The Democratic Confederation of North East Syria (formerly known as Rojava) provides a larger scale example of an organised building of counter-power across a vast area inhabited by 2 million people. Here, building on decades of struggle, the Kurdish Freedom Movement rapidly helped set up and establish communes of 30 – 400 people (depending on the size of the village, town or city) stretched along the 400km border with Turkey. Each operates a male and female co-chair system and composed of mixed ethnicities from Kurdish, Arabic to Assyrian. These communes are responsible for organising the needs of the community and send delegates to larger neighbourhood, district and area assemblies, all the way up to the Autonomous Administration of North East Syria. Confederalism, theorised and practiced by this liberatory, anti-colonial struggle, can provide us with a template for a revolutionary strategy that aims to build a radically democratic, ecological, feminist society on a mass scale.
Bringing it all back home
How such a politics might look across the Isles of Britain is uncertain. It must be responsive to the needs and conditions of differing local communities torn apart by decades of neoliberalism and ten years of crippling austerity. The key strength of such a movement would be in its ability to address economic and political differences on the local level, whilst still being able to form networks and even confederations at national and regional levels.
Cooperation Town is one such initiative set up by community organisers and residents. Its aim is to establish a network of self organised, community-led food co-ops on housing estates in every town. Local co-ops are run by members, who decide collectively what food to buy, how much and how it is distributed. Since starting the project last year, they worked to scale up the network through training and mutual support, before rapidly adapting and utilising the infrastructure they’d already created in order to respond to the Covid-19 crisis.
A dual power strategy recognises that only by establishing an autonomous, community-led and cooperatively-owned economic base will communities be able to respond with sufficient strength and resilience when the state fails us and we face yet another financial collapse. In the face of climate change and impending ecological catastrophe, we need to be thinking further and beyond, towards reclaiming common spaces for localised food production and shelter, for example.
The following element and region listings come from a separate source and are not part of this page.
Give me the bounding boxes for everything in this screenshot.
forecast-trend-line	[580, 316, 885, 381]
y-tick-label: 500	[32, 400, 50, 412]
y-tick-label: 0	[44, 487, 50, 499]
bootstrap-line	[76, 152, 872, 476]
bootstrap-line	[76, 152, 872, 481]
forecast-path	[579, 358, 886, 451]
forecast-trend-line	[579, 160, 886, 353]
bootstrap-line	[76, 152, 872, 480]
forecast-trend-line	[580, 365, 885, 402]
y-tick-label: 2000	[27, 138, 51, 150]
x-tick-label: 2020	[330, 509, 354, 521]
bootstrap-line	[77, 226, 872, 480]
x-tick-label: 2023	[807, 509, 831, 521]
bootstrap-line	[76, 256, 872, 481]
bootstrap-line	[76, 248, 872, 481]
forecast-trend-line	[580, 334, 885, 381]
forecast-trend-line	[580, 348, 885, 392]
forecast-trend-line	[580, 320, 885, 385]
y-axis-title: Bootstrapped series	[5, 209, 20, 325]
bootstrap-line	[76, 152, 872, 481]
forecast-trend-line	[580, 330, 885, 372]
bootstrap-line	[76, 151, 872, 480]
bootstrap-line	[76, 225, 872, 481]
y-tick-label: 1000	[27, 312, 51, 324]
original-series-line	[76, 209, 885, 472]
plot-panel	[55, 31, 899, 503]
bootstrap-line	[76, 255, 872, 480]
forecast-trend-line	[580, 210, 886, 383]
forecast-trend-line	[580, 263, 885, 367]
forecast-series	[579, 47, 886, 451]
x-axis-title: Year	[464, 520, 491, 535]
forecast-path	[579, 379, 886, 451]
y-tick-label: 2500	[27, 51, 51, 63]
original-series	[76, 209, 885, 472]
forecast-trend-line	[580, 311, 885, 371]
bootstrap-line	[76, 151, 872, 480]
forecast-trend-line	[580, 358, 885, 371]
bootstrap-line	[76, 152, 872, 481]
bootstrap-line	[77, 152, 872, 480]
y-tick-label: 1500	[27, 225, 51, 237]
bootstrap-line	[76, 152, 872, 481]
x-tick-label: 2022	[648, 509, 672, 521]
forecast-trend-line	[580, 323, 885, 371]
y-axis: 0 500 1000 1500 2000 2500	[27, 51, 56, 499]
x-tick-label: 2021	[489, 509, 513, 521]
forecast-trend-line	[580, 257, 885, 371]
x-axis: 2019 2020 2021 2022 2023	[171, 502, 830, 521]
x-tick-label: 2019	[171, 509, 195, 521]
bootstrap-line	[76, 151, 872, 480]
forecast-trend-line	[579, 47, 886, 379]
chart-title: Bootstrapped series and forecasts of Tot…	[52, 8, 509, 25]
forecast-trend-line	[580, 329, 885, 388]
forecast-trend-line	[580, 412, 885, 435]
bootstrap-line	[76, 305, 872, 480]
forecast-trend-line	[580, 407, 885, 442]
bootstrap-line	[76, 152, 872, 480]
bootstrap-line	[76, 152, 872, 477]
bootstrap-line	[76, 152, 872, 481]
When the moment comes for a new genuinely broad-based movement to emerge in the UK, the revolutionary left needs to have the infrastructure in place ready to make sure it is not co-opted and remains explicitly political. As Plan C has argued elsewhere, we must resist attempts to recuperate this movement into liberal forms of ‘good citizen’ initiatives, self-help activism or charity. This requires that we educate ourselves and each other about political economy, the prevailing ideologies of neoliberalism and patriarchy and the rich history of grassroots and democratic alternatives, as well as direct our effort towards setting up autonomous social and economic institutions.
We must continue to emphasise that mutual aid is a political response to the inadequacy of the government and the vast inequalities and failures of neoliberalism. But people will only start to believe that another world is possible when they see it being built before them. Dual power is how we build that world.